The course also introduces students to computational methods and statistical modeling. They will gain knowledge in simulation studies, permutation tests, bootstrapping, logistic regression, high-dimensional linear regression with LASSO and Ridge penalties, and nonparametric smoothing. If time permits, machine learning and deep learning methods may also be discussed.

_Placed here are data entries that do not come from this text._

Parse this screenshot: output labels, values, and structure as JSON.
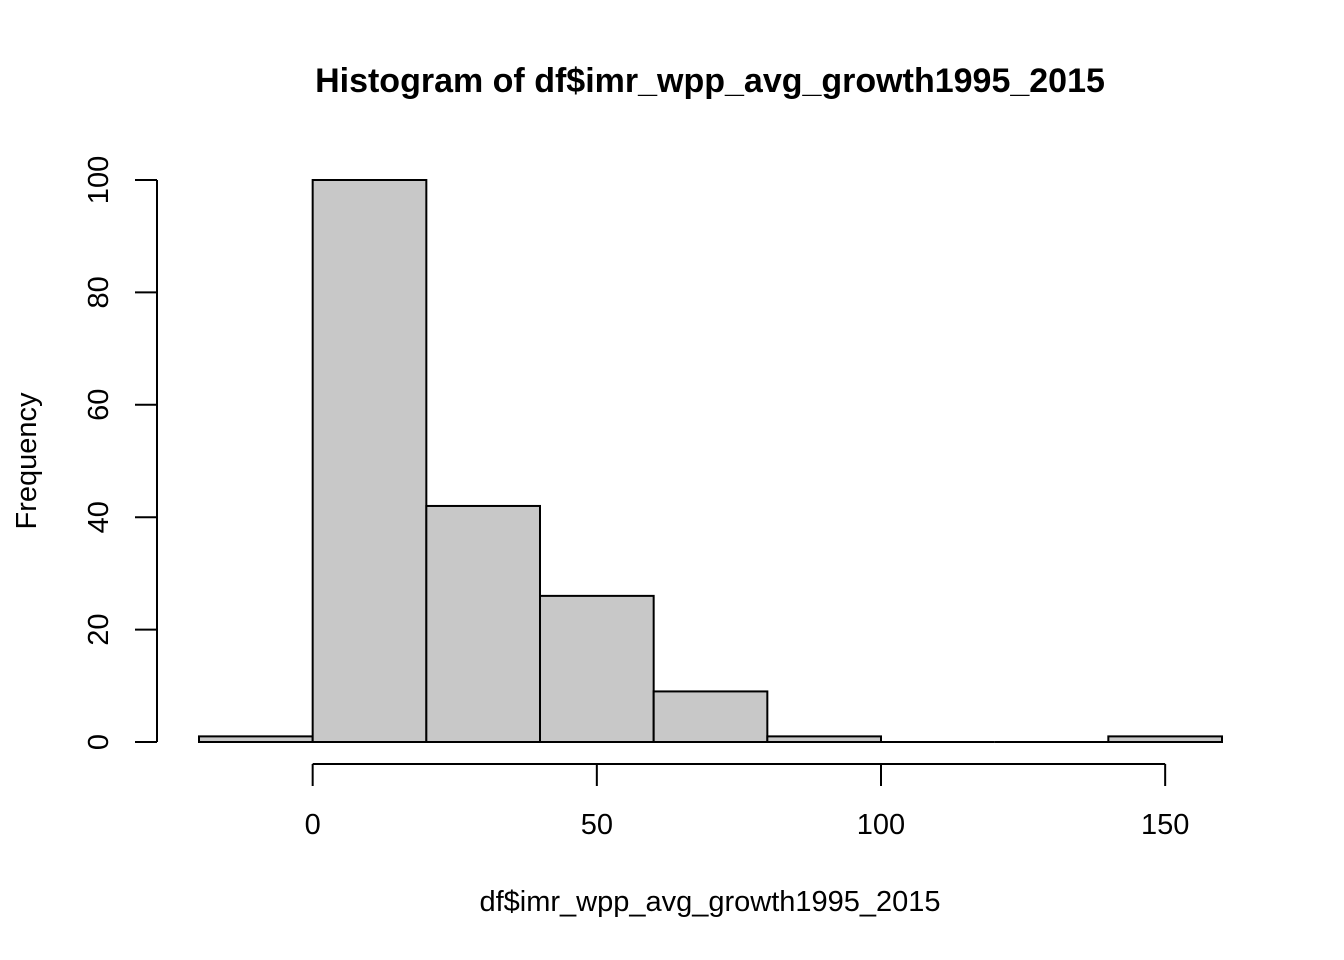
{
  "chart_data": {
    "type": "bar",
    "title": "Histogram of df$imr_wpp_avg_growth1995_2015",
    "xlabel": "df$imr_wpp_avg_growth1995_2015",
    "ylabel": "Frequency",
    "bins": [
      {
        "x0": -20,
        "x1": 0,
        "count": 1
      },
      {
        "x0": 0,
        "x1": 20,
        "count": 100
      },
      {
        "x0": 20,
        "x1": 40,
        "count": 42
      },
      {
        "x0": 40,
        "x1": 60,
        "count": 26
      },
      {
        "x0": 60,
        "x1": 80,
        "count": 9
      },
      {
        "x0": 80,
        "x1": 100,
        "count": 1
      },
      {
        "x0": 100,
        "x1": 120,
        "count": 0
      },
      {
        "x0": 120,
        "x1": 140,
        "count": 0
      },
      {
        "x0": 140,
        "x1": 160,
        "count": 1
      }
    ],
    "xlim": [
      -20,
      160
    ],
    "ylim": [
      0,
      100
    ],
    "xticks": [
      0,
      50,
      100,
      150
    ],
    "xtick_labels": [
      "0",
      "50",
      "100",
      "150"
    ],
    "yticks": [
      0,
      20,
      40,
      60,
      80,
      100
    ],
    "ytick_labels": [
      "0",
      "20",
      "40",
      "60",
      "80",
      "100"
    ],
    "grid": false,
    "legend": "none",
    "bar_color": "#c8c8c8",
    "edge_color": "#000000"
  }
}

Upon completing this course, students will be equipped with the ability to utilize SAS and R to perform a range of statistical tasks. They will be proficient in reading and writing data, conducting descriptive analyses, visualizing data distributions, and performing statistical analyses such as chi-square tests, t-tests, ANOVA, and regression. Furthermore, students will be able to optimize univariate and multivariate functions using both user-defined and built-in functions. They will also gain expertise in using numerical methods to find maximum likelihood estimations, simulating random variables, and implementing modern statistical methodologies such as bootstrapping and high-dimensional LASSO and Ridge regression.
Final Project Samples
Linear Regression
In our data-driven world, information is abundant, diverse, and increasingly relied upon for decision-making across numerous fields. STAT I512 is designed to equip students with the tools and techniques needed to construct regression models, uncover associations, and make predictions using real-world data. This course aims to provide a comprehensive understanding of both the theoretical foundations and practical application of linear regression models.
By successfully completing this course, students will gain a solid grasp of the underlying principles of linear models. Furthermore, they will acquire the skills to apply a wide range of regression techniques to analyze real datasets. Students will also become proficient in using diagnostic tools to evaluate the validity of regression models, as well as employing variable selection and model building strategies within the context of linear regression.
To facilitate these endeavors, extensive computer usage, including data analysis and programming in R, will be an integral part of the course. This hands-on approach ensures that students are not only knowledgeable about regression theory, but also proficient in its practical implementation through real data analysis projects.
Overall, STAT I512 provides the necessary training to harness the power of linear regression models, enabling students to make informed decisions and draw valuable insights from data in a variety of real-world scenarios.
Final Project Samples
Statistical Inference
This is a course on statistical inference i.e., the method of drawing conclusions from noisy data. Statistical concepts and methods developed in a mathematical framework, including decision theory, point estimation, confidence intervals and hypothesis testing. We will cover exponential families, UMVUE, MLE, Neyman-Pearson theory, UMP tests, likelihood ratio tests, Bayesian analysis as well as asymptotic theory.